In respect of the financial year ended April 30, 2009 (FY09), United Malacca had declared dividends totalling RM40.2 million, comprising an interim dividend of 7.5 sen net per share and a final dividend of 22.5 sen net per share. United Malacca, which closed at RM8 last Friday, posted a net profit of RM71.34 million in FY09.
The group had paid dividends of RM55.14 million in respect of FY08 on the back of RM96.57 million net profit. It also paid RM24.45 million in respect of FY07 on net profit of RM51.9 million. In respect of FY06, it distributed RM12.54 million on net profit of RM24.09 million, and RM8.04 million in respect of FY05 on net profit of RM35.57 million.
Leong said United Malacca was planning to set up a research unit as a means of boosting productivity in its rubber estates as well as diversifying its business.
"As United Malacca is now a medium-sized PLANTATION [] company, it makes sense to set up a research unit comprising plant breeders, researchers and agronomists to assist the estates to become more productive.
"This can be achieved through producing elite DxP planting materials through plant breeding, reduce fertiliser cost by producing our own organic fertiliser from biomass produced from the oil mills as well as planting of latex-timber clones on hilly, lateritic and drier areas in United Malacca's estates where oil palm do not grow well," he added.
According to Leong, the planting of latex-timber clones may become part of United Malacca's core business in the future, given attractive rubber prices and a growing demand for sustainable timber.
Before switching to oil palm cultivation in 1966, United Malacca started off as a small rubber planter with 460 acres (186ha) of land.
The group's landholdings have since grown to 60,000 acres in Peninsular Malaysia and Sabah, with its recent and largest acquisition to date being the purchase of adjoining land parcels in Kinabatangan, Sabah, which spans 25,000 acres, for RM240 million.
"We are always on the lookout for opportunities for suitable plantation land preferably in Sabah for better economies of scale," Leong said, adding that the group currently has cash reserves of RM100 million.
He said population growth in China and India and acceptance of palm oil as a food product in the US has spurred demand for palm oil, while there is a growing demand for palm oil from the biodiesel sector in Europe.
"However, supply of palm oil may not meet demand in years to come.

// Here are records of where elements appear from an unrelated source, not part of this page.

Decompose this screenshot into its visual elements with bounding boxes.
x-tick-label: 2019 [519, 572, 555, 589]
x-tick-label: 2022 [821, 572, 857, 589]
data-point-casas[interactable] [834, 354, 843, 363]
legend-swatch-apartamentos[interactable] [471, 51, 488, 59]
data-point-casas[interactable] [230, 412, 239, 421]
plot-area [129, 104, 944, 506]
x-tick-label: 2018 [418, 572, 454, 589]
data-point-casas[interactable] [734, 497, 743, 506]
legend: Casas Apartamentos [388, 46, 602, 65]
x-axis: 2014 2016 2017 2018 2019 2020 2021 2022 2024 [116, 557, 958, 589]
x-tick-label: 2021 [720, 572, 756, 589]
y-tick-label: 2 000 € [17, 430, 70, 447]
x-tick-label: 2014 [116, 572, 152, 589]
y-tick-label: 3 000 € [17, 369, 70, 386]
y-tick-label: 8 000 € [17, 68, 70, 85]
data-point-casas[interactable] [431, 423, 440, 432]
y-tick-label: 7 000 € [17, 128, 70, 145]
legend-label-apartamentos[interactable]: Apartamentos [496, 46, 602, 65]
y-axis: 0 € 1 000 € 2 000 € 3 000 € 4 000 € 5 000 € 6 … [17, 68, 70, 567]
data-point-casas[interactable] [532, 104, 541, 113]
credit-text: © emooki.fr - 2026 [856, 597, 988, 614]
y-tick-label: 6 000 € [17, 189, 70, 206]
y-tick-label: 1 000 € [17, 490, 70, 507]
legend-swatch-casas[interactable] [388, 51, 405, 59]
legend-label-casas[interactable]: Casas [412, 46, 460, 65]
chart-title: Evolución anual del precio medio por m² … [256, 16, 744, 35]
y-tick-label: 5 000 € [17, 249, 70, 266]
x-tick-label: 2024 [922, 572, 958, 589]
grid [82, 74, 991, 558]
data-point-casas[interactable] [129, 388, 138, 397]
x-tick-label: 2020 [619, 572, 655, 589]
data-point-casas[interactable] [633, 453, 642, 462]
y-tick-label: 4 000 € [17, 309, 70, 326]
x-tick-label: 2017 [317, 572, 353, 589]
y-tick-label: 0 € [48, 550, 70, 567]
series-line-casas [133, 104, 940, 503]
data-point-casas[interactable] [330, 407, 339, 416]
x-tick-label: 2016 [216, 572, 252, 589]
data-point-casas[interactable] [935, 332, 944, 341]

For example, Indonesia has slowed down its annual expansion rates of 988,417.47 acres to 1.23 million acres of Greenfield development to about 617,760.92 acres this year, and this is not likely to increase much higher in the years ahead. Hence, the world will be short of palm oil supply in the coming years, which means prices of palm oil will sustain at current levels and will move higher in the future," he explained.